Last month, the IEA co-published Lost Causes by Deepak Lal. The book can be bought from the IEA here. It was interesting to see, in the wake of the 2012 budget, various think tanks and commentators claim that they had influenced this or that policy. Deepak Lal has no such pretensions. Lal’s book is a collection of policy ideas that he has promoted that have been flatly rejected by government after government. They are all sound ideas – though I differ with the author on some of the details – but the ideals that Deepak has promoted for decades have definitely not come to fruition.

The ideas that Lal has written about include: replacing the NHS with a state-funded private health insurance system; largely abolishing foreign aid; ending the crusade against tobacco; and the misconceived fight against terrorism using methods that seriously reduce personal liberty. Indeed, these very four issues have been in the news recently including a very-well-researched House of Lords report criticising government aid policy.

So, why are these issues – and many others – lost causes? Lal refers back to the theme of another recent IEA publication – the Public Choice Primer by Eamonn Butler. The state exists, in the mind of liberals, to protect us from predation. However, that same state has now become the main predator because, through interest groups and the democratic processes, we are able to legally confiscate each other’s property and do so to the tune of 50% of national income (if inter-generational transfers through government borrowing are taken into account). Majorities in a democracy can easily take the property of others (especially of the next generation by building up debt). However, minorities can prey upon majorities as long as they are well organised and bureaucratic interests find it especially easy to prey on others. The mechanisms by which we hold them to account are very imperfect.

What is Lal’s solution?

The first is a radically decentralised state raising (mainly) local taxes on consumption. People could choose where to live including on the basis of the level of tax. All taxes should be flat taxes to reduce predation through redistribution. Tax competition will then operate within countries and this will complement the tax competition between countries that Lal expects to become more effective over time as Asian states grow richer and attract talent from the West.

If this policy is followed, the state will have to focus not on predation but on providing the best possible public goods – in those cases where there is a role for the state – for the lowest cost. This will then lead to solutions, such as those proposed by Lal, being adopted.

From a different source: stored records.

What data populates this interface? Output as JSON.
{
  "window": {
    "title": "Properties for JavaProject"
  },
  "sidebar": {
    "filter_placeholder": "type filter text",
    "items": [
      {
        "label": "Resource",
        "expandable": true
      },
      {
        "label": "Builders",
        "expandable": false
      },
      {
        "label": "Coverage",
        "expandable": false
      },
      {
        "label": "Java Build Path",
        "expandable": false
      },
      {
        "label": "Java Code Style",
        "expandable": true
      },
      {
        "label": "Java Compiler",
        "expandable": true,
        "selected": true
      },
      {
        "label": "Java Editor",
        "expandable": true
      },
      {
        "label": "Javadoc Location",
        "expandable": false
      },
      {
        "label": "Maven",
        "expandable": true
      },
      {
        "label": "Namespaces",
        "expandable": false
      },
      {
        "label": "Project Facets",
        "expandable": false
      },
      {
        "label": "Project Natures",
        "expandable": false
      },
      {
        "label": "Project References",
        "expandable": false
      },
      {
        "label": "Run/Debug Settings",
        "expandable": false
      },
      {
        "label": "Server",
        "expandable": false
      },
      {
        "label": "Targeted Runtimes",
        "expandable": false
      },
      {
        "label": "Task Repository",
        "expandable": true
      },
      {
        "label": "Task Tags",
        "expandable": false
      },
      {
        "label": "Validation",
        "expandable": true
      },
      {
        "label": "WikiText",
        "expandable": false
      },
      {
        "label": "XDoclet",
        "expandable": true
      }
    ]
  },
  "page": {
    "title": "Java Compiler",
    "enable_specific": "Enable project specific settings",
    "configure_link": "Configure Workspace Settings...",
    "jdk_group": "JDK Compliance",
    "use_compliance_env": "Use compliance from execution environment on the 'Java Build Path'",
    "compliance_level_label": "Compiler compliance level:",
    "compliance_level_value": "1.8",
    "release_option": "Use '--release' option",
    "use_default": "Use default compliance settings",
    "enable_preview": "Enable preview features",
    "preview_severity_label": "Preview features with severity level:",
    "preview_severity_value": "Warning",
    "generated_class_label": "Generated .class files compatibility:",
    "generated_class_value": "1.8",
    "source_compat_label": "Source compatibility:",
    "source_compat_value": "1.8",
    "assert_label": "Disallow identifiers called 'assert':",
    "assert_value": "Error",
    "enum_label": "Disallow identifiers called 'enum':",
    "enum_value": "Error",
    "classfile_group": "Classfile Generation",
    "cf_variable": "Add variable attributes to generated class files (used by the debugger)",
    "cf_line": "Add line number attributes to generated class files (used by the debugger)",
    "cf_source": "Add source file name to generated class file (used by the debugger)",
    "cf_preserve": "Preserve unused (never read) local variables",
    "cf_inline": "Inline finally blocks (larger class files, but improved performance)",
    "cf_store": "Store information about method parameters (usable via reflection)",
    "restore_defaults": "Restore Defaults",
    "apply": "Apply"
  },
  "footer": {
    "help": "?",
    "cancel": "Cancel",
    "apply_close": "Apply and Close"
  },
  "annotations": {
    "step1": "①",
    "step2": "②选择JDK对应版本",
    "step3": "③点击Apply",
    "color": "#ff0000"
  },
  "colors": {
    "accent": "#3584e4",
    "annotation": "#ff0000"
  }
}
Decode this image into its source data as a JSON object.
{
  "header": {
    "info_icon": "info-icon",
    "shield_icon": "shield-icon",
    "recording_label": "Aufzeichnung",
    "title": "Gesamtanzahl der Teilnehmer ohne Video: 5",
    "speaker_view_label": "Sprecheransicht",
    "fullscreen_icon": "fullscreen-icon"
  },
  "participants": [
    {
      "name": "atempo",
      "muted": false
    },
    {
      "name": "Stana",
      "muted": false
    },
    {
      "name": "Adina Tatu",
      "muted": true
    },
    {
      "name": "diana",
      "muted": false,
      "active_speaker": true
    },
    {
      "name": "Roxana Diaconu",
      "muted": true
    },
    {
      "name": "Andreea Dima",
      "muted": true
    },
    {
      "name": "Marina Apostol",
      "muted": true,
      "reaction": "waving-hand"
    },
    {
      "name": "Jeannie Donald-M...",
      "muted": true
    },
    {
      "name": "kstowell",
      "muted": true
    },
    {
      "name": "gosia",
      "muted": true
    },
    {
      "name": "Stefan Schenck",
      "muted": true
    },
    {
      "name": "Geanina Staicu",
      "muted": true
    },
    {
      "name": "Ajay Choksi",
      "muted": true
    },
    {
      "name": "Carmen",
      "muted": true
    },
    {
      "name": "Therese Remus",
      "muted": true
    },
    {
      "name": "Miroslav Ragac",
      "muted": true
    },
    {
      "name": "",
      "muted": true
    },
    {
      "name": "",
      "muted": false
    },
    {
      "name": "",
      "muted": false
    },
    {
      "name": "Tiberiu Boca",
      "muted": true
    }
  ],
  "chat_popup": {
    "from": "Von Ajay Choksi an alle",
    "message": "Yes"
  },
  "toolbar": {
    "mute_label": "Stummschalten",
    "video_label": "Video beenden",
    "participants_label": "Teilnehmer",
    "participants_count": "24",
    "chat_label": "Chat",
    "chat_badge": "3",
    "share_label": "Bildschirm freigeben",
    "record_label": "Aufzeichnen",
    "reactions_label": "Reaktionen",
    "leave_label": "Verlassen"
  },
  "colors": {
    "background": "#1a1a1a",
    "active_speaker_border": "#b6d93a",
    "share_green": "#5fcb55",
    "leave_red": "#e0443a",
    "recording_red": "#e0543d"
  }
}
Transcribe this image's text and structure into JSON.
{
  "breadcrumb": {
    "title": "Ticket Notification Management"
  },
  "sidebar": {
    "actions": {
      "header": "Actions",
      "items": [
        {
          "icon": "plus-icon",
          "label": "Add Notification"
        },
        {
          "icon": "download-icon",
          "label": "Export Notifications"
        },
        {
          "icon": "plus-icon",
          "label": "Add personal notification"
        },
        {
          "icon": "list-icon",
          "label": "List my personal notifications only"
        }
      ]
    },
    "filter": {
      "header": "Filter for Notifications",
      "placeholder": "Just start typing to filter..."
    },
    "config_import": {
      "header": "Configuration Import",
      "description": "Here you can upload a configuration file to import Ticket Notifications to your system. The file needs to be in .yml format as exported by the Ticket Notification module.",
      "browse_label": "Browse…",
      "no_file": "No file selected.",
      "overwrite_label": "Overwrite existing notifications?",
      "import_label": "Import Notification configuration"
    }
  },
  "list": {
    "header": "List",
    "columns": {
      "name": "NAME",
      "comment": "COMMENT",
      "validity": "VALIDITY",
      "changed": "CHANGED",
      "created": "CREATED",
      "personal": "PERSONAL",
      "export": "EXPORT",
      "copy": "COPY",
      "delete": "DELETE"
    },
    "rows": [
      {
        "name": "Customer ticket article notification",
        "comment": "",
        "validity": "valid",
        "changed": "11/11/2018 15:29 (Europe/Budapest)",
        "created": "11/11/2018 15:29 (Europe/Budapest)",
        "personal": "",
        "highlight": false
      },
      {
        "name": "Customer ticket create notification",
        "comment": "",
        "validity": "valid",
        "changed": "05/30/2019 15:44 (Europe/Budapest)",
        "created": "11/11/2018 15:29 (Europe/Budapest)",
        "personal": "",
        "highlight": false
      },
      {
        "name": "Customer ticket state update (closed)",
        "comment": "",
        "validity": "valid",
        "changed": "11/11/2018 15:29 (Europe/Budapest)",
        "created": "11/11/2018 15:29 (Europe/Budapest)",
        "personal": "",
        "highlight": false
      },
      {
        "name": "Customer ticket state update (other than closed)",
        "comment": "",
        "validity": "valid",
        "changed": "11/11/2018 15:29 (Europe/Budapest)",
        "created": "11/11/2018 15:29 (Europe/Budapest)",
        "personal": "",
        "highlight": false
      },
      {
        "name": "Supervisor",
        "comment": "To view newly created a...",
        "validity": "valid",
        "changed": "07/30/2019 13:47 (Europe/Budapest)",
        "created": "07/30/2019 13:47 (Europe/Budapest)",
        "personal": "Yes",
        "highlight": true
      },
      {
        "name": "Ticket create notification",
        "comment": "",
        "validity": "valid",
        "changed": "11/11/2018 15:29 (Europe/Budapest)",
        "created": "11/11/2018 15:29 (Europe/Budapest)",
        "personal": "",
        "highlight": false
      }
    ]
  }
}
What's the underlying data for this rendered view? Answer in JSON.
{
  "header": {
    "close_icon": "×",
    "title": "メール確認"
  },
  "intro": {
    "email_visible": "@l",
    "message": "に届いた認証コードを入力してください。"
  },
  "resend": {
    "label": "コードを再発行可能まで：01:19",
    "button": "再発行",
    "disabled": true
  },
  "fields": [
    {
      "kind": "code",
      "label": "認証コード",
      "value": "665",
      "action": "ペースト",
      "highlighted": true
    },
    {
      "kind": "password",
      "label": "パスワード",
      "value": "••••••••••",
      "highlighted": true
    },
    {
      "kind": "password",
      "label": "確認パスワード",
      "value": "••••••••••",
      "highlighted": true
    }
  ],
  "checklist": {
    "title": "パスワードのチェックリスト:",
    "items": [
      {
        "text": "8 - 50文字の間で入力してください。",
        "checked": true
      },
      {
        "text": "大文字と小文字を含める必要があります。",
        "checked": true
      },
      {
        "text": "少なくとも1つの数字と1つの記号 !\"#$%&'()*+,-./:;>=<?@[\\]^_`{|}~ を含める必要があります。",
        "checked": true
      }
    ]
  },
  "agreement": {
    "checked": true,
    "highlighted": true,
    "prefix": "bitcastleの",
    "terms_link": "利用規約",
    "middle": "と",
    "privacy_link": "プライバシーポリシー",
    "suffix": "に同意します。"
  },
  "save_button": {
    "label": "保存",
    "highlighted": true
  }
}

Funnily enough, I just started reading this last night. Unfortunately, it's now met some stiff competition from Ronald Coase and Ning Wang's How China Became Capitalist, which arrived at the office about 30 minutes ago!
Sounds great, but the solution to predation is to convince people to stop doing it. The economic case (government spending is wasteful) doesn't seem to be getting through. Perhaps you should try making a moral case: e.g., it is morally wrong to forcibly take money from A in order to benefit B. It is morally wrong to force A to pay for and use a monopolistic 'public service'. It is morally wrong to use force against peaceful people who just don't want their money taken for these purposes.